A number of lively discussions have ensued about the value and importance of evidence within the educational sphere, and also around the question of what constitutes ‘good’ evidence. But there is an additional angle that has perhaps been overlooked. This is the question of how much we really know about how to bring evidence to bear in educational practice. In slightly circular fashion, we can ask the question: What does the evidence tell us about the most effective approaches to integrating evidence into teaching practice?

We’ve just undertaken a literature review to explore this very issue, which we’ll be publishing in January. It describes factors that enable the effective use of evidence within schools; discusses ways in which research is currently applied; and identifies findings relating to the relative effectiveness of different approaches to integrating evidence and practice. For researchers keen to support schools to use evidence to assist their practice, and for teachers who use the results of their own research or enquiry to inform their teaching, the findings make for interesting reading.

The nature of the evidence base

With the exception of a handful of very small-scale qualitative explorations, evidence relating to the relative effectiveness of different approaches to research integration in teaching practice is scant. Ironically enough (for a research community), we really don’t know all that much about how best to integrate research and practice for the benefit of teachers or learners.

With this in mind, I would argue for a little more time spent understanding the processes by which evidence is created, accessed, interpreted and used, before continuing to focus an enormous amount of effort on research dissemination.  As well as understanding the processes underpinning the use and application of research, we also need to explore the extent to which teachers ‘believe’ in the value of evidence. We need to establish that there is a genuine ‘pull’ for evidence from the teaching profession. And we need to understand the types of questions that teachers are seeking answers to.

Some critical ingredients

In spite of the paucity of evidence regarding the impact of different approaches to integrating research and practice, we do know a few things. We know, for example, that effective production and use of research is not a linear process. It is a dynamic social process that requires teachers and researchers to think differently about their traditional respective roles.

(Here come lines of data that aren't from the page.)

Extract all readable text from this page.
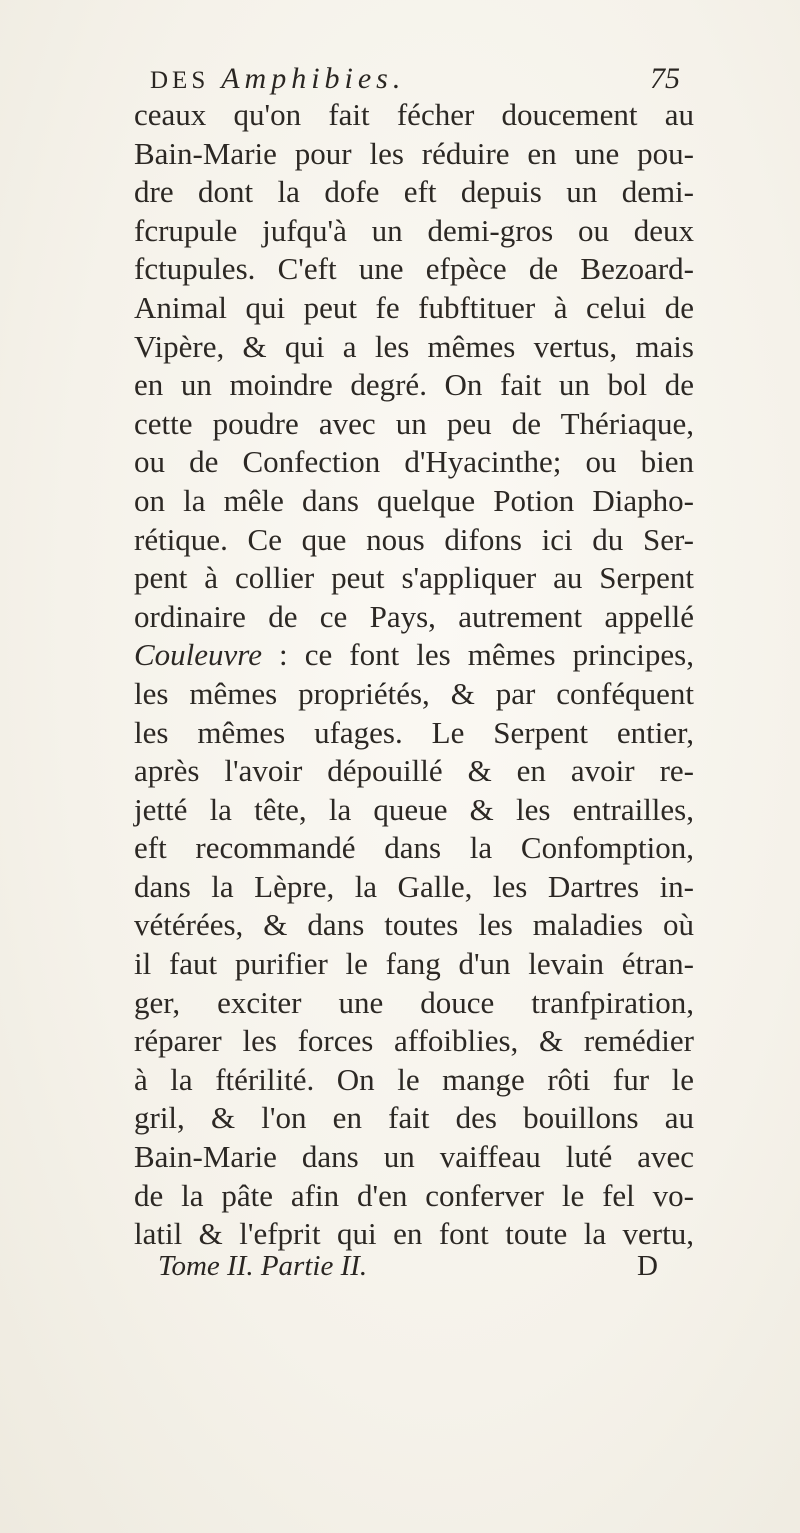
DES Amphibies.	75
ceaux qu'on fait fécher doucement au
Bain-Marie pour les réduire en une pou-
dre dont la dofe eft depuis un demi-
fcrupule jufqu'à un demi-gros ou deux
fctupules. C'eft une efpèce de Bezoard-
Animal qui peut fe fubftituer à celui de
Vipère, & qui a les mêmes vertus, mais
en un moindre degré. On fait un bol de
cette poudre avec un peu de Thériaque,
ou de Confection d'Hyacinthe; ou bien
on la mêle dans quelque Potion Diapho-
rétique. Ce que nous difons ici du Ser-
pent à collier peut s'appliquer au Serpent
ordinaire de ce Pays, autrement appellé
Couleuvre : ce font les mêmes principes,
les mêmes propriétés, & par conféquent
les mêmes ufages. Le Serpent entier,
après l'avoir dépouillé & en avoir re-
jetté la tête, la queue & les entrailles,
eft recommandé dans la Confomption,
dans la Lèpre, la Galle, les Dartres in-
vétérées, & dans toutes les maladies où
il faut purifier le fang d'un levain étran-
ger, exciter une douce tranfpiration,
réparer les forces affoiblies, & remédier
à la ftérilité. On le mange rôti fur le
gril, & l'on en fait des bouillons au
Bain-Marie dans un vaiffeau luté avec
de la pâte afin d'en conferver le fel vo-
latil & l'efprit qui en font toute la vertu,
Tome II. Partie II.	D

We also know that when research organisations focus on a ‘dissemination’ or ‘research push’ approach, uptake of their evidence in schools is limited. The HEFCE-funded Teaching and Learning Research Programme, which attracted over £40 million in funding between 1999 and 2012, is a costly example of this.

But we still have no robust impact evidence that allows us to make comparative assessments of the benefits of one type of approach over another. What are the relative benefits of Becheikh et al’s (2009) ‘problem solving’ approach (where teachers use researchers as ‘technicians’ who can help to answer their questions) over their ‘social-interaction’ model (where teachers and researchers work collaboratively to co-create research questions and research design) for example? Or how effective is their ‘linkage’ model, where evidence is transformed for application in practice and ‘brokered’ by intermediary organisations? At present, we simply don’t know.

A collaborative investigation

Working in partnership, NFER and United Learning are undertaking primary research to begin to answer some of these questions. Collaboratively, NFER researchers and United Learning teaching/research staff are exploring a variety of approaches that teachers are currently using to access research and apply the evidence to their practice.

As a result of this exploration, we will be able to ‘map’ a number of different approaches currently in use, and to identify those with particular promise. Down the line, there is scope for a more formal evaluation of these promising approaches – possibly even a trial to ascertain relative effectiveness…and by effectiveness, we mean approaches that make some kind of difference to teaching and learning, or to learner outcomes.

Interim results will be available in early 2014 and we will provide an update on what we have found then. The results will help us to go some way towards answering the critical question: ‘What does the evidence tell us about the most effective approaches to integrating evidence into teaching practice?’